Baisse des taux courts malgré l’embellie

L'hebdo des économistes - 01/03/2017

Les derniers chiffres économiques confirment le très bon début d’année de la zone euro, où la croissance de l’activité dans le secteur privé est la plus élevée observée depuis presque six ans. Nous analysons la baisse des rendements gouvernementaux des pays du cœur de la zone euro, advenue en dépit de ces statistiques, et montrons qu’au-delà des perspectives économiques et des risques politiques, l’évolution des rendements reste étroitement liée à des facteurs structurels qui modifient la demande d’obligations.

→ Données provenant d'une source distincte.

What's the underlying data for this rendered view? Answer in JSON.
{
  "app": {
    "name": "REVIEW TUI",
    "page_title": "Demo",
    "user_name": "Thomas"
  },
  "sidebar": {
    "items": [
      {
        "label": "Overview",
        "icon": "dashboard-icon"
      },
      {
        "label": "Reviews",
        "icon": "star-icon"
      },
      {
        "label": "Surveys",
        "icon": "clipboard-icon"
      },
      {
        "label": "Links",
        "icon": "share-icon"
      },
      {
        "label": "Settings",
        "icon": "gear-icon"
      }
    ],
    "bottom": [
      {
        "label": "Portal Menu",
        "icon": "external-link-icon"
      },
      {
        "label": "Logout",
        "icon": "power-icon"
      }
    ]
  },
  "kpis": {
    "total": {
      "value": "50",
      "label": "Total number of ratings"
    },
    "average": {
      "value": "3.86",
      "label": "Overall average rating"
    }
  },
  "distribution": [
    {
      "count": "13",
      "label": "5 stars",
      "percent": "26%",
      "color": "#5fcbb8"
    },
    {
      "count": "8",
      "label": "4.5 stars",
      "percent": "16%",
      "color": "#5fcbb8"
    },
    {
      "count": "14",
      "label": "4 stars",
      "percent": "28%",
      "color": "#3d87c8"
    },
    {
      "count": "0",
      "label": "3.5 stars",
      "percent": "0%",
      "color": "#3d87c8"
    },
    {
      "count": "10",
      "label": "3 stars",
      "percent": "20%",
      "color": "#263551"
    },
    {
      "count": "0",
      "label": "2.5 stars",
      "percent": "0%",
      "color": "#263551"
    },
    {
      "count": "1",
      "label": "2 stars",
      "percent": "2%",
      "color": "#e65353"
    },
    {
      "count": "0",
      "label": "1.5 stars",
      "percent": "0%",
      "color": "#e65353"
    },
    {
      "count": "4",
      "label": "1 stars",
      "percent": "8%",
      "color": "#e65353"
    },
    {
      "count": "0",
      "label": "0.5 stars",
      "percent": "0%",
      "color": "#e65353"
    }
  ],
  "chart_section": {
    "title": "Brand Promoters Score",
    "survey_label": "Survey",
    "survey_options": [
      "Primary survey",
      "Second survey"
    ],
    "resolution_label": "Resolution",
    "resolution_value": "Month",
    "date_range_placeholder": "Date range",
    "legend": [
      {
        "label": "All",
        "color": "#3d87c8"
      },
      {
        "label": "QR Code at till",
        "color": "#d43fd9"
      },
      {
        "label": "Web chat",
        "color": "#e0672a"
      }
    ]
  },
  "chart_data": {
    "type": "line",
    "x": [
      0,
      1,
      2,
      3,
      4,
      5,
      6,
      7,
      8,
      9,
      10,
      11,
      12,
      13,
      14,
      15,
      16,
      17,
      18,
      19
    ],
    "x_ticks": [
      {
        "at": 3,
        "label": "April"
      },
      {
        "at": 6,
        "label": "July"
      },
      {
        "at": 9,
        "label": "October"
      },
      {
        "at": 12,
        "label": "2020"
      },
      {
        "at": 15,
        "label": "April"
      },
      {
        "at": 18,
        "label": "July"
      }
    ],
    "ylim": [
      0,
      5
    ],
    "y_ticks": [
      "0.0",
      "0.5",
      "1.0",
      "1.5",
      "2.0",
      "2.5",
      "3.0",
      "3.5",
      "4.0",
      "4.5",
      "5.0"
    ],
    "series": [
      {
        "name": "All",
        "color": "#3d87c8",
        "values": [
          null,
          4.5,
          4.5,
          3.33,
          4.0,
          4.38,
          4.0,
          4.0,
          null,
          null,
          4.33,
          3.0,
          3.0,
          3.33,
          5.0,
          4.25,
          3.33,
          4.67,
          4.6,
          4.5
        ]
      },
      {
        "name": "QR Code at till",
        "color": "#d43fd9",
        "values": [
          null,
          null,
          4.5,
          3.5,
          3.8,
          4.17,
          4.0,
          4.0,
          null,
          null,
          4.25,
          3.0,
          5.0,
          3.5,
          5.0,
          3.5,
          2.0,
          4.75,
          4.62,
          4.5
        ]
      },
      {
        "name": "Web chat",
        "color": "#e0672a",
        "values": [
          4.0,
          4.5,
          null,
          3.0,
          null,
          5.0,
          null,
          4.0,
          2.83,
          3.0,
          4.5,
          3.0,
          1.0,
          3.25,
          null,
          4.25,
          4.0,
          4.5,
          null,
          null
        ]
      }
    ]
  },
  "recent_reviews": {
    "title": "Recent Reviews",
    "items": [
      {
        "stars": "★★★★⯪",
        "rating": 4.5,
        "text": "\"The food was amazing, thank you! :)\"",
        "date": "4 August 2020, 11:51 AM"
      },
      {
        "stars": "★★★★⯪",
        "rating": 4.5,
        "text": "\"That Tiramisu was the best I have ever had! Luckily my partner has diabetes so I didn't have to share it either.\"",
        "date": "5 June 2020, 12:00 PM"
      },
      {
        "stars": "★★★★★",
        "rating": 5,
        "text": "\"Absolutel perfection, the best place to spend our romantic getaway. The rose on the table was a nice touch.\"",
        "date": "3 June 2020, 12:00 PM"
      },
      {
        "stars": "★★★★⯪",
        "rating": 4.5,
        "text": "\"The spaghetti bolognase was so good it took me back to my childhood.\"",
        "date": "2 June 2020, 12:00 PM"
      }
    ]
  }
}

Les dernières publications de données économiques ont confirmé le très bon début d’année de la zone euro. Le PMI Composite a continué sa progression et a fortement excédé les attentes en atteignant 56 en février, son plus haut niveau depuis avril 2011. Au niveau national, l’amélioration de la situation économique est particulièrement marquée en France. La croissance de l’activité dans le secteur privé français (56.2) a même été plus rapide qu’en Allemagne (56.1), et ce malgré les incertitudes politiques, ce qui n’était plus arrivé depuis presque cinq ans. Le crédit bancaire aux ménages et aux entreprises non-financières a poursuivi son accélération, croissant respectivement de 2.2% et 2.3% sur un an en janvier. Enfin, l’indicateur de sentiment économique de la Commission européenne est également en hausse, atteignant 108 en février après 107.9 en janvier. Là aussi, l’amélioration de la confiance dans le secteur privé français est apparente, passant de 105 en janvier à 106.1 en février, alors que la confiance en Allemagne, bien que toujours très élevée (108.3), diminue légèrement depuis décembre.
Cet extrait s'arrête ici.